Il est évident que le représentant du colonialisme, l’homme qui a fait les élections des 4 et 11 avril 1948, qui croit avoir étouffé la voix de l’Algérie, ne pouvait, ne peut pas célébrer la mémoire de notre héros national, si ce n’est qu’en la camouflant, en la dénaturant, en la cristallisant à l’époque même où, Abd-el-Kader en exil, sans responsabilité, attendait, muet, la réalisation de la promesse de constitution du royaume d’Algérie.

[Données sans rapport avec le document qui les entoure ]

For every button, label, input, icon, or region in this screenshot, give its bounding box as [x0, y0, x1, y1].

Beaucoup de progressistes, de militants de partis nationaux ont marqué leur étonnement et leur indignation d’apprendre qu’un descendant de l’émir Abd-el-Kader et d’autres de branches collatérales avaient organisé cette mascarade.
Je tiens à me joindre à ces militants pour dire que tous ceux qui continuent sans répit, honnêtement, consciencieusement, la tâche d’union des populations de notre pays, tâche entreprise par l’émir Abd-el-Kader, pour les mener vers la libération nationale sont les seuls descendants authentiques de ce héros national.

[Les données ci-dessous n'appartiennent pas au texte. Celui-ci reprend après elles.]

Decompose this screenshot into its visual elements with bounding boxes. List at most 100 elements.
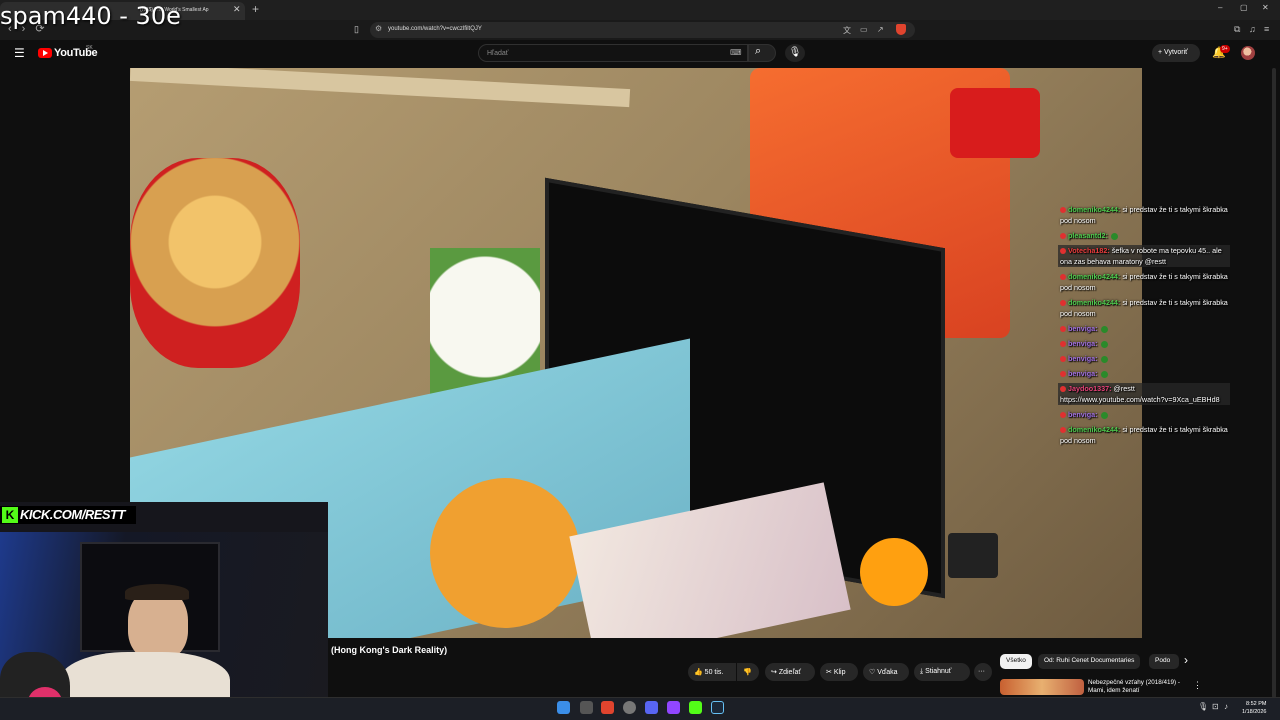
chip-all-label: Všetko — [1006, 657, 1026, 664]
microphone-tray-icon[interactable]: 🎙 — [1198, 702, 1208, 711]
search-button[interactable] — [748, 44, 776, 62]
volume-icon[interactable]: ♪ — [1224, 702, 1228, 711]
network-icon[interactable]: ⊡ — [1212, 702, 1219, 711]
keyboard-icon[interactable]: ⌨ — [730, 48, 742, 57]
stream-overlay-title: spam440 - 30e — [0, 2, 181, 30]
like-button[interactable]: 👍 50 tis. — [688, 663, 736, 681]
new-tab-icon[interactable]: + — [252, 2, 259, 16]
chip-similar[interactable]: Podo — [1149, 654, 1179, 669]
chat-badge-icon — [1060, 326, 1066, 333]
cast-icon[interactable]: ▭ — [860, 25, 868, 34]
thumbs-down-icon: 👎 — [743, 669, 752, 676]
recommendation-more-icon[interactable]: ⋮ — [1193, 680, 1202, 691]
thanks-button[interactable]: ♡ Vďaka — [863, 663, 909, 681]
chat-badge-icon — [1060, 356, 1066, 363]
close-tab-icon[interactable]: ✕ — [233, 4, 241, 15]
chat-emote-icon — [1100, 411, 1108, 419]
video-title: (Hong Kong's Dark Reality) — [331, 645, 448, 655]
chat-message: domeniko4244: si predstav že ti s takymi… — [1058, 204, 1230, 226]
dislike-button[interactable]: 👎 — [737, 663, 759, 681]
brave-taskbar-icon[interactable] — [601, 701, 614, 714]
create-label: Vytvoriť — [1164, 49, 1188, 56]
kick-taskbar-icon[interactable] — [689, 701, 702, 714]
chat-username: benviga: — [1068, 410, 1098, 419]
microphone-icon[interactable]: 🎙 — [785, 44, 805, 62]
task-view-icon[interactable] — [580, 701, 593, 714]
tigger-pillow-shape — [430, 478, 580, 628]
search-placeholder: Hľadať — [487, 50, 509, 57]
like-count: 50 tis. — [704, 669, 724, 676]
chat-badge-icon — [1060, 412, 1066, 419]
chat-badge-icon — [1060, 274, 1066, 281]
steam-taskbar-icon[interactable] — [711, 701, 724, 714]
site-info-icon[interactable]: ⚙ — [375, 24, 382, 33]
maximize-icon[interactable]: ▢ — [1240, 3, 1248, 12]
chat-username: pleasantd2: — [1068, 231, 1108, 240]
chat-message: Votecha182: šefka v robote ma tepovku 45… — [1058, 245, 1230, 267]
chat-username: domeniko4244: — [1068, 425, 1121, 434]
chat-username: benviga: — [1068, 324, 1098, 333]
chevron-right-icon[interactable]: › — [1184, 653, 1188, 667]
chat-badge-icon — [1060, 371, 1066, 378]
chat-message: pleasantd2: — [1058, 230, 1230, 241]
chat-username: Votecha182: — [1068, 246, 1110, 255]
chat-message: domeniko4244: si predstav že ti s takymi… — [1058, 271, 1230, 293]
download-icon: ⤓ — [920, 668, 924, 675]
start-icon[interactable] — [557, 701, 570, 714]
search-input[interactable]: Hľadať — [478, 44, 748, 62]
streamer-hair — [125, 584, 189, 600]
brave-shield-icon[interactable] — [896, 24, 906, 35]
twitch-taskbar-icon[interactable] — [667, 701, 680, 714]
clock-date: 1/18/2026 — [1242, 709, 1267, 715]
chat-badge-icon — [1060, 300, 1066, 307]
hamburger-menu-icon[interactable]: ☰ — [14, 46, 25, 60]
menu-icon[interactable]: ≡ — [1264, 24, 1269, 34]
page-scrollbar[interactable] — [1272, 68, 1276, 698]
minimize-icon[interactable]: – — [1218, 3, 1222, 12]
chat-username: domeniko4244: — [1068, 205, 1121, 214]
chat-emote-icon — [1110, 232, 1118, 240]
download-label: Stiahnuť — [925, 668, 952, 675]
chat-username: benviga: — [1068, 354, 1098, 363]
url-field[interactable]: youtube.com/watch?v=cwczlfiltQJY — [370, 22, 915, 38]
taskbar-clock[interactable]: 8:52 PM 1/18/2026 — [1242, 700, 1266, 716]
extensions-icon[interactable]: ⧉ — [1234, 24, 1240, 35]
bookmark-icon[interactable]: ▯ — [354, 24, 359, 35]
share-page-icon[interactable]: ↗ — [877, 25, 884, 34]
window-close-icon[interactable]: ✕ — [1262, 3, 1269, 12]
chat-emote-icon — [1100, 340, 1108, 348]
chat-message: benviga: — [1058, 368, 1230, 379]
recommendation-thumbnail[interactable] — [1000, 679, 1084, 695]
notification-count-badge: 9+ — [1220, 45, 1230, 53]
recommendation-title[interactable]: Nebezpečné vzťahy (2018/419) - Mami, ide… — [1088, 679, 1198, 695]
share-button[interactable]: ↪ Zdieľať — [765, 663, 815, 681]
chat-username: benviga: — [1068, 339, 1098, 348]
more-actions-button[interactable]: ··· — [974, 663, 992, 681]
download-button[interactable]: ⤓ Stiahnuť — [914, 663, 970, 681]
chat-username: Jaydoo1337: — [1068, 384, 1112, 393]
account-avatar[interactable] — [1241, 46, 1255, 60]
media-icon[interactable]: ♫ — [1249, 24, 1256, 34]
chat-message: domeniko4244: si predstav že ti s takymi… — [1058, 424, 1230, 446]
windows-taskbar — [0, 697, 1280, 720]
settings-taskbar-icon[interactable] — [623, 701, 636, 714]
chat-username: domeniko4244: — [1068, 298, 1121, 307]
discord-taskbar-icon[interactable] — [645, 701, 658, 714]
clip-label: Klip — [833, 669, 846, 676]
chip-all[interactable]: Všetko — [1000, 654, 1032, 669]
more-actions-label: ··· — [978, 668, 985, 675]
thumbs-up-icon: 👍 — [694, 669, 703, 676]
clip-button[interactable]: ✂ Klip — [820, 663, 858, 681]
scissors-icon: ✂ — [826, 669, 832, 676]
url-text: youtube.com/watch?v=cwczlfiltQJY — [388, 26, 482, 32]
chip-channel[interactable]: Od: Ruhi Cenet Documentaries — [1038, 654, 1141, 669]
translate-icon[interactable]: 文 — [843, 25, 851, 36]
kick-channel-label: KICK.COM/RESTT — [20, 507, 125, 522]
chat-username: benviga: — [1068, 369, 1098, 378]
thanks-icon: ♡ — [869, 669, 876, 676]
create-button[interactable]: + Vytvoriť — [1152, 44, 1200, 62]
chat-badge-icon — [1060, 248, 1066, 255]
search-icon[interactable]: ⌕ — [755, 45, 761, 58]
thanks-label: Vďaka — [877, 669, 898, 676]
chip-channel-label: Od: Ruhi Cenet Documentaries — [1044, 657, 1135, 664]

Qu’un émir hier encore, inconnu et ne connaissant personne, qui a grandi hors le sol national, qui n’a pas souffert avec nous, que quelques fonctionnaires en mal d’avancement ou de décorations aient senti le besoin de remonter leurs actions, nul Algérien conscient n’en saurait s’étonner.
Des Caïds et des aghas depuis longtemps discrédités auprès du peuple, démonétisés auprès de l’administration qu’ils servent, des profiteurs de l’escroquerie du 4 avril, voilà le petit monde qui entourait M. Naegelen.
La stèle demeurera sur ces terres dont les descendants d’Abd-el-Kader, nombreux paysans attachés au sol, ont été expropriés, comme un témoignage des méfaits du colonialisme.
Comme un symbole de sa duplicité c’est-à-dire aussi de son impuissance devant le grand élan de liberté qui anime les Algériens.